4. Razão pela qual, Vasco Pulido Valente disse muito bem que nada devemos a quem nos proporcionou a liberdade política em 1974. Se devêssemos, e como alguns querem por um prazo eterno, então teríamos ficado prisioneiros dessa dívida.
5. A democracia (que é o mesmo que viver em justa e ordeira liberdade) é um belo caminho. Mas inseguro, sempre ladeado de escarpas escorregadias e com alguns inesperados charcos. Percorrido em multidão que se entreajuda, mas também se empurra. Deve-se por isso andar acordado, não a dormir; cada um por seu pé; não levado ao colo por outros, em cómoda sonolência.
6. Se alguém julga que pode dormir descansado e descuidado porque vivemos em democracia, está muito enganado e é imprevidente. A democracia necessita de constante defesa, porque é constantemente atacada.
7. Os dois piores inimigos da democracia são: a demagogia e o jacobinismo. A demagogia é a corrupção do povo: quando se promete tudo a todos e sem custos, e o povo aceita. O jacobinismo é a corrupção de um partido que depois corrompe o Estado: quando, alegadamente em nome do bem comum ou do «interesse geral», se monopoliza a virtude e o discernimento político num centralismo estatal que ataca o pluralismo civil.

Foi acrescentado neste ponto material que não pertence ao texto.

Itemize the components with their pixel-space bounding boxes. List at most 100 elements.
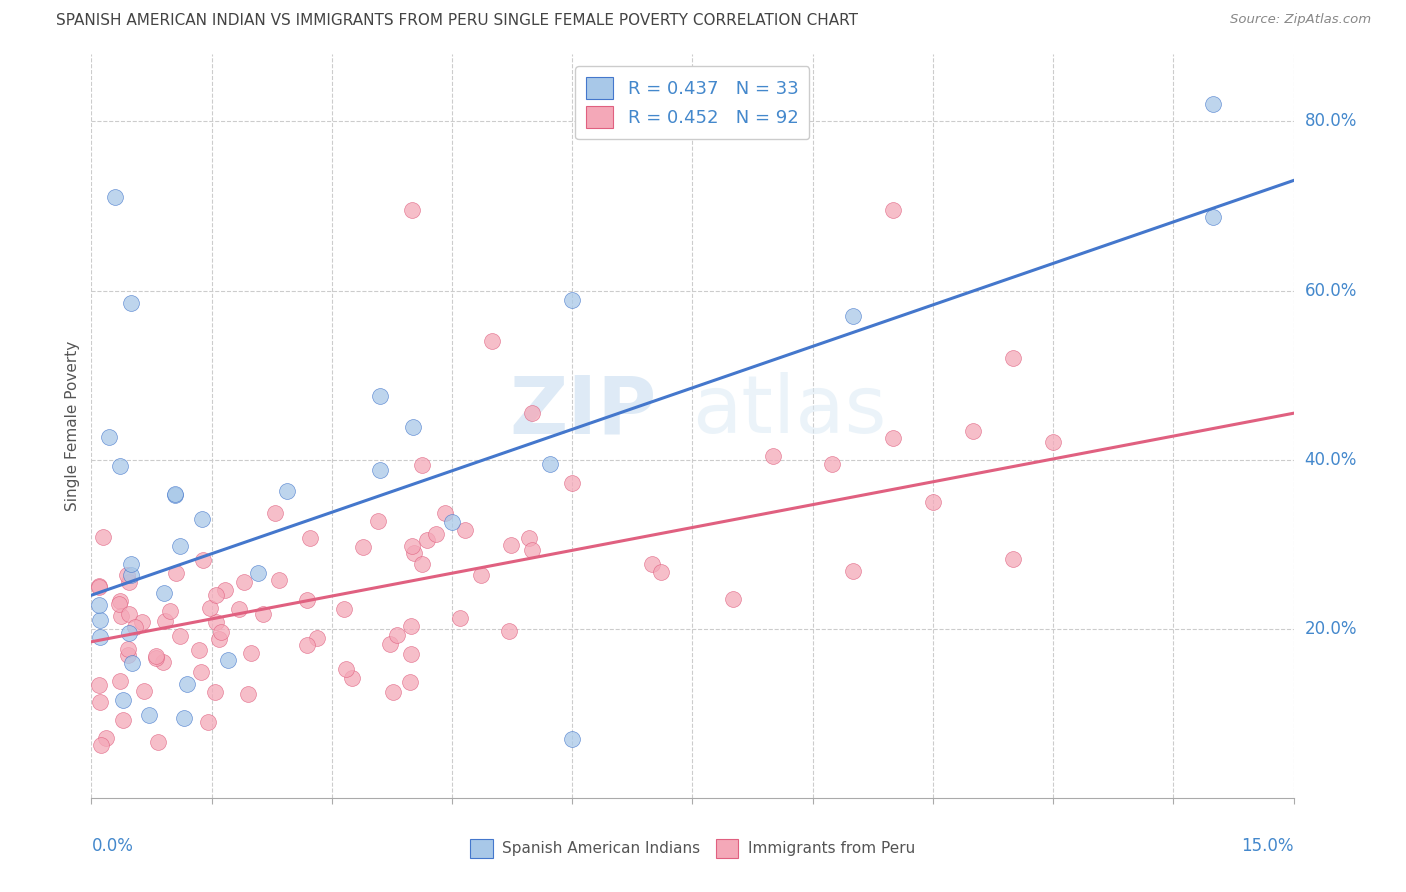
Point bbox=[378, 637, 401, 651]
Point bbox=[94, 731, 117, 745]
Text: 60.0%: 60.0% bbox=[1305, 282, 1357, 300]
Point bbox=[108, 598, 131, 612]
Point bbox=[449, 611, 471, 625]
Point bbox=[89, 613, 111, 627]
Point bbox=[97, 430, 120, 444]
Point bbox=[399, 675, 422, 690]
Point bbox=[517, 531, 540, 545]
Text: 40.0%: 40.0% bbox=[1305, 450, 1357, 469]
Point bbox=[762, 450, 785, 464]
Point bbox=[522, 542, 544, 557]
Point bbox=[561, 732, 583, 747]
Point bbox=[401, 203, 423, 218]
Point bbox=[138, 708, 160, 723]
Point bbox=[169, 629, 191, 643]
Point bbox=[146, 735, 169, 749]
Point bbox=[399, 619, 422, 633]
Point bbox=[433, 507, 456, 521]
Point bbox=[104, 190, 127, 204]
Point bbox=[155, 614, 177, 628]
Point bbox=[367, 514, 389, 528]
Point bbox=[1202, 97, 1225, 112]
Point bbox=[352, 540, 374, 554]
Point bbox=[117, 648, 139, 662]
Point bbox=[89, 598, 111, 612]
Point bbox=[152, 655, 174, 669]
Point bbox=[416, 533, 439, 547]
Point bbox=[721, 592, 744, 607]
Text: atlas: atlas bbox=[692, 372, 887, 450]
Point bbox=[264, 506, 287, 520]
Point bbox=[121, 558, 143, 572]
Point bbox=[962, 424, 984, 438]
Point bbox=[538, 457, 561, 471]
Point bbox=[368, 389, 391, 403]
Point bbox=[401, 539, 423, 553]
Text: 20.0%: 20.0% bbox=[1305, 620, 1357, 638]
Point bbox=[522, 406, 544, 420]
Point bbox=[882, 203, 904, 218]
Point bbox=[1001, 351, 1024, 366]
Point bbox=[841, 564, 863, 578]
Point bbox=[91, 530, 114, 544]
Point bbox=[214, 582, 236, 597]
Point bbox=[193, 553, 215, 567]
Point bbox=[404, 546, 426, 560]
Point bbox=[882, 431, 904, 445]
Point bbox=[89, 695, 111, 709]
Point bbox=[200, 600, 222, 615]
Point bbox=[1001, 552, 1024, 566]
Point bbox=[131, 615, 153, 629]
Point bbox=[90, 738, 112, 752]
Text: 15.0%: 15.0% bbox=[1241, 838, 1294, 855]
Text: SPANISH AMERICAN INDIAN VS IMMIGRANTS FROM PERU SINGLE FEMALE POVERTY CORRELATIO: SPANISH AMERICAN INDIAN VS IMMIGRANTS FR… bbox=[56, 13, 858, 29]
Point bbox=[411, 458, 433, 473]
Point bbox=[121, 656, 143, 670]
Point bbox=[152, 585, 174, 599]
Point bbox=[305, 631, 328, 645]
Point bbox=[108, 674, 131, 689]
Point bbox=[228, 601, 250, 615]
Point bbox=[498, 624, 520, 638]
Point bbox=[132, 683, 155, 698]
Point bbox=[197, 714, 219, 729]
Point bbox=[145, 650, 167, 665]
Point bbox=[333, 602, 356, 616]
Point bbox=[841, 309, 863, 323]
Point bbox=[454, 524, 477, 538]
Text: 80.0%: 80.0% bbox=[1305, 112, 1357, 130]
Point bbox=[145, 648, 167, 663]
Point bbox=[295, 593, 318, 607]
Point bbox=[276, 484, 298, 499]
Point bbox=[117, 575, 139, 590]
Text: Source: ZipAtlas.com: Source: ZipAtlas.com bbox=[1230, 13, 1371, 27]
Point bbox=[247, 566, 270, 580]
Point bbox=[641, 558, 664, 572]
Point bbox=[205, 589, 228, 603]
Point bbox=[295, 639, 318, 653]
Point bbox=[117, 642, 139, 657]
Point bbox=[205, 615, 228, 630]
Point bbox=[382, 685, 405, 699]
Point bbox=[252, 607, 274, 622]
Point bbox=[173, 711, 195, 725]
Point bbox=[190, 665, 212, 679]
Y-axis label: Single Female Poverty: Single Female Poverty bbox=[65, 341, 80, 511]
Point bbox=[163, 488, 186, 502]
Text: 0.0%: 0.0% bbox=[91, 838, 134, 855]
Point bbox=[425, 527, 447, 541]
Point bbox=[232, 574, 254, 589]
Point bbox=[820, 458, 842, 472]
Text: ZIP: ZIP bbox=[509, 372, 657, 450]
Point bbox=[111, 693, 134, 707]
Point bbox=[169, 539, 191, 553]
Point bbox=[470, 568, 492, 582]
Point bbox=[121, 567, 143, 582]
Point bbox=[342, 671, 364, 685]
Point bbox=[117, 607, 139, 621]
Point bbox=[208, 632, 231, 646]
Point bbox=[163, 487, 186, 501]
Point bbox=[399, 647, 422, 661]
Point bbox=[190, 511, 212, 525]
Point bbox=[240, 646, 263, 660]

8. Infelizmente, as duas maiores doenças da democracia, a demagogia e o jacobinismo, infetam-se uma à outra. O jacobinismo de Estado é demagógico, porque sabe que quanto maior for a demagogia, maior é a necessidade da providência do Estado central. E a demagogia sabe que só pode satisfazer-se à custa de um Estado providência autoritário. É a fábula do predador sedentário protector.